After a while, the boy got fed up and finally confronted the master whom he had previously held in high regard and said, "Master, the boulder is too huge and I am too small. Why are you making me push the boulder up the hill when I think you know I cannot?"

And the Master said, "The point is not to push the boulder up the hill but to develop your strength". And true enough, looking at his own reflection, the boy noticed that his body had grown bigger and more capable of doing other things.

I was thinking earlier that the story could be adjusted to be about bringing big rocks (and progressively bigger rocks) up a hill and down again. But the point is that there are some activities which may appear useless now but prepare us for other activities later.

There is a question in the Ateneo College Student Survey which asks if students think if what they learn in school can be applied to the world outside and the interesting observation is the results decrease from batch to batch. The freshmen are more positive and the seniors are least so. Outside formal conversation, I think that students think that a lot of what they learn in the classroom, they cannot apply to their lives (except maybe for psychology and philosophy), present or future.

I think what students are in the position of the boy in the story, engaged in "futile" activities which may not have ends in themselves but which must be considered "exercises". Exercises in thinking, reflecting, solving problems, seeing things from different perspectives, listening. All those have obvious applications after graduation. It is not the content you will remember, but without knowing it, you have been trained, you are being prepared.

I was approached by the Dean of the Law School during a break at our weekend seminar and he said his daughter, who is in third year law, and who was our student in Development Studies, really appreciates the training she received in DS. This is not the first time I have heard that about DS students who go to Law School. The tons of readings inflicted on them and which they were held accountable for and the demands we made in terms of thesis and other projects made Law School readings, although kilometric, manageable.

Our seniors were asking our alumni if thesis helped them get a job and the alumni said no (although I know of a handful of alumni who got their jobs because of thesis) but all the alumni said what they appreciated about thesis was the training.

Studying is also about exercises in trying to find out what teachers want (which I think a skill every good student knows how to do) without their explicitly saying so (most teachers, myself included, cannot articulate "what they're looking for").

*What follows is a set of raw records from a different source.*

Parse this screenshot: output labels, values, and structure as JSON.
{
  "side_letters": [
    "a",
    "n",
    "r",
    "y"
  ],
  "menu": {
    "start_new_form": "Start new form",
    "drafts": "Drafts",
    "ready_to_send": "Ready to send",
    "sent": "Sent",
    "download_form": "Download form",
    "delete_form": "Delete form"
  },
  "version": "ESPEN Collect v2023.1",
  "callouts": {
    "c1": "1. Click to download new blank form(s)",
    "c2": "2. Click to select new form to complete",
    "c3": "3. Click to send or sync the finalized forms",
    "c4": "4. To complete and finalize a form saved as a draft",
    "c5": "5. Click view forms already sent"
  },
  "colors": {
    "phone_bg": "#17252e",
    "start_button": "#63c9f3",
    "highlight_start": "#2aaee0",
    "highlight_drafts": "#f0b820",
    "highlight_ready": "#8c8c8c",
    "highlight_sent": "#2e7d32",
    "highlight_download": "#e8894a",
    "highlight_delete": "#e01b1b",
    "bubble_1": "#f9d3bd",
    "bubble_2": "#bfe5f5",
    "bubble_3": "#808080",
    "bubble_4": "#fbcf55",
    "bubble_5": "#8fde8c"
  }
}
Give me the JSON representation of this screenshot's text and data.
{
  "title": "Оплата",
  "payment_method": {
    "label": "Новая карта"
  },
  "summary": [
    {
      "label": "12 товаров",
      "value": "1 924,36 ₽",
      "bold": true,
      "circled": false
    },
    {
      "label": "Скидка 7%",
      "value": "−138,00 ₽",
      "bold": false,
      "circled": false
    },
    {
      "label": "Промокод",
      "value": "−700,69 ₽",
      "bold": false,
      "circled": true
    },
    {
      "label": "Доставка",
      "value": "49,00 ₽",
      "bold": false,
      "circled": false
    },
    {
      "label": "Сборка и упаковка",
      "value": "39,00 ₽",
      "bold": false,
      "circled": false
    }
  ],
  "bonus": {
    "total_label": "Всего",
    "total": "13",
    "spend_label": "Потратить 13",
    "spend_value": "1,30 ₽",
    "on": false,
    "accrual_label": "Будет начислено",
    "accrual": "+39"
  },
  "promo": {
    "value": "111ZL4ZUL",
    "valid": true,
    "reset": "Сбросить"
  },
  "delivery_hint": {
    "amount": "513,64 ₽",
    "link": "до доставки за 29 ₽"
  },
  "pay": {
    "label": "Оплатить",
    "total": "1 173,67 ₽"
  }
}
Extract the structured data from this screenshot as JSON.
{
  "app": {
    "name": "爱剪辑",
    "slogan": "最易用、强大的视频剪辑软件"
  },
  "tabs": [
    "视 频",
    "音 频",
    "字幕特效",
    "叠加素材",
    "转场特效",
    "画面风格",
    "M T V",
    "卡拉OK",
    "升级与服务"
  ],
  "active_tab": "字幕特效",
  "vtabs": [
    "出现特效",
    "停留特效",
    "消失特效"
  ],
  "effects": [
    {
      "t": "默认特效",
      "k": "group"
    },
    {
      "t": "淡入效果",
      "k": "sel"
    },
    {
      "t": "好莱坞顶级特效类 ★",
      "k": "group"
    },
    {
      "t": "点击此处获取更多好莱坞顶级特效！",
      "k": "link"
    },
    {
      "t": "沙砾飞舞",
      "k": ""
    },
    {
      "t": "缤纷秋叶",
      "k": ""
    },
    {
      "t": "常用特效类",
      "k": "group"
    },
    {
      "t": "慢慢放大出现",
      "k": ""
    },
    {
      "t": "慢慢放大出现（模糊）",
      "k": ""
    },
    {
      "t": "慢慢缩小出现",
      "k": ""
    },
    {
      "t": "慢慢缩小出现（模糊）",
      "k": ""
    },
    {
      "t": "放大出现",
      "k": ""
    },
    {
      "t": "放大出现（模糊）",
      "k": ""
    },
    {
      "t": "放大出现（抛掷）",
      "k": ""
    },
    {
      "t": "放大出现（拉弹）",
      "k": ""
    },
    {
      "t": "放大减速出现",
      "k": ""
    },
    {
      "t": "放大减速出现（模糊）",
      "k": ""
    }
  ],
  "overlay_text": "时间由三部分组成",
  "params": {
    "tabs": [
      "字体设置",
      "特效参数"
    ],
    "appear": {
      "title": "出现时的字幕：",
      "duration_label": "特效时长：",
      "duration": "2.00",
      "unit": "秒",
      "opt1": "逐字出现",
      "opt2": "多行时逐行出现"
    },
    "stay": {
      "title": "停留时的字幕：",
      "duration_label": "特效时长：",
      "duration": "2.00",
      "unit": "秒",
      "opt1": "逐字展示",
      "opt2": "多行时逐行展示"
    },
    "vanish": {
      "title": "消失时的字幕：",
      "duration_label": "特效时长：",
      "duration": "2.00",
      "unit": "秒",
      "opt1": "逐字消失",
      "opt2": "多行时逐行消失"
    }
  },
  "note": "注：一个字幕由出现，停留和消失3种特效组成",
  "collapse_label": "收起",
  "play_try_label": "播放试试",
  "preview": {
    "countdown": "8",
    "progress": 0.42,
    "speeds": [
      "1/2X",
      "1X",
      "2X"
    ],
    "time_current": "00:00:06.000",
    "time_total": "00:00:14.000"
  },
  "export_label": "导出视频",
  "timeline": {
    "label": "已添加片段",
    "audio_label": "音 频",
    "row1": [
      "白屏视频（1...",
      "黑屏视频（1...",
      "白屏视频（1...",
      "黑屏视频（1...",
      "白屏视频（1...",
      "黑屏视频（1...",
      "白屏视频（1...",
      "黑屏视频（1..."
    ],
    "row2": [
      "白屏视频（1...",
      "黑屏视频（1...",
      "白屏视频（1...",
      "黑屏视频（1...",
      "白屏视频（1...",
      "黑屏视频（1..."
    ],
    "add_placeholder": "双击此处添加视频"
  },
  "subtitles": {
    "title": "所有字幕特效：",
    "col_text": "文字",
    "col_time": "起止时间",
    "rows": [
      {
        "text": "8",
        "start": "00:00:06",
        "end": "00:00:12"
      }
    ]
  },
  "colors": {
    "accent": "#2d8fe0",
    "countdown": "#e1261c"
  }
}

When you get to the "outside" world, very few people will be able to tell you what they want explictly and even if they are explicit, a lot of things will be left unsaid (and you end up saying to yourself, "but you said..."). In that sense, studying is good training in reading people and what people are looking for. A really good student can anticipate the test questions of a teacher based on the tone of a lecture.

Of course, it would be so much nicer if studying also involved not just training but also retaining content. That is the challenge for teachers, to teach content that speaks of life and not imaginary worlds. To speak of content that have a reasonable chance of being used after college. To remember that we are not training most students to be professors steeped in theory but practitioners.

It would also be so much nicer if the boulders being pushed up the hill or rocks being carried up (ex. projects, theses, papers) were actually being used for something by someone. Again, that is a challenge for teachers to create opportunities for this "useful" product to be possible. And we have been experimenting in some departments along these lines, what we call service-learning.

Those are "nice to haves" and teachers must move in the direction of making these "must haves". But even without these, there is some consolation that students can draw from pushing up immovable boulders or engaging in "futile" activities. Hopefully, all of these activities will make them more capable of facing various challenges after graduation.